“‘This is impudence,’ said the leader. ’And do you think, boy, that you can play it?’ ‘Yes,’ I said, quite honestly. I don’t to this day see why I should have told a story about it—do you? ‘Now you shall play it,’ said somebody. ‘Hear him! hear him!’ cried my uncle and the rest of them. I did try it, and played the allegro. All of them applauded save the leader, who looked mad.
“‘You think you can play anything, then?’ asked the leader. He took a caprice of Paganini’s from a music stand. ‘Now you try this,’ he said, in a rage. ‘I will try it,’ I said. ‘All right; go ahead.’

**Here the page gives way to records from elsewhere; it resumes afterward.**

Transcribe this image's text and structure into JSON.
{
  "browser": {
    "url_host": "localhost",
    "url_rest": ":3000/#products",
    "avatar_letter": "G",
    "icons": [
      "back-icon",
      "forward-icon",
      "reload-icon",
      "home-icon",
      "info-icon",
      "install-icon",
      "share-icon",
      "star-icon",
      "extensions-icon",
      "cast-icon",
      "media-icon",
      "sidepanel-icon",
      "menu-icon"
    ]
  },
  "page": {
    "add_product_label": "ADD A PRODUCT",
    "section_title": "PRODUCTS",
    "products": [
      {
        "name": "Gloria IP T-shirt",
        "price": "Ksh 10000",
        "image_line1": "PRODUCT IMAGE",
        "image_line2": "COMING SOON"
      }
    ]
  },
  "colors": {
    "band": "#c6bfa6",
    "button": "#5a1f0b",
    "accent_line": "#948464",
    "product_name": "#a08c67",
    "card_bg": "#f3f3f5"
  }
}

“Now it just happened that this caprice was my favorite, as the cats well knew. I could play it by memory, and I polished it off. When I did that, they all shouted. The leader before had been so cross and savage, I thought he would just rave now. But he did not say a word. He looked very quiet and composed like. He took the other musicians aside, and I saw that he was talking to them. Not long afterward this violinist left Bergen. I never thought I would see him again. It was in 1840, when I was traveling through Sweden on a concert tour, of a snowy day, that I met a man in a sleigh. It was quite a picture: just near sunset, and the northern lights were shooting in the sky; a man wrapped up in a bear-skin a-tracking along the snow. As he drew up abreast of me and unmuffled himself, he called out to my driver to stop. It was the leader, and he said to me, ’Well, now that you are a celebrated violinist, remember that, when I heard you play Paganini, I predicted that your career would be a remarkable one.’ ‘You were mistaken,’ I cried, jumping up; ’I did not read that Paganini at sight; I had played it before.’ ‘It makes no difference; good-by,’ and he urged on his horse, and in a minute the leader was gone.”
To please his father, Ole Bull studied assiduously to fit himself for the preliminary examination of the university, but he found time also to pursue his beloved music. At the age of eighteen he was entered at the University of Christiania as a candidate for admission, and went to that city somewhat in advance of the day of ordeal to finish his studies. He had hardly entered Christiania before he was seduced to play at a concert, which beginning gave full play to the music-madness beyond all self-restraint. As a result Ole Bull was “plucked,” and at first he did not dare write to his father of this downfall of the hopes of the paternal Bull.
We are told that he found consolation from one of the very professors who had plucked him. “It’s the best thing could have happened to you,” said the latter, by way of encouragement.
“How so?” inquired Ole.
“My dear fellow,” was the reply, “do you believe you are a fit man for a curacy in Finmarken or a mission among the Laps? Nature has made you a musician; stick to your violin, and you will never regret it.”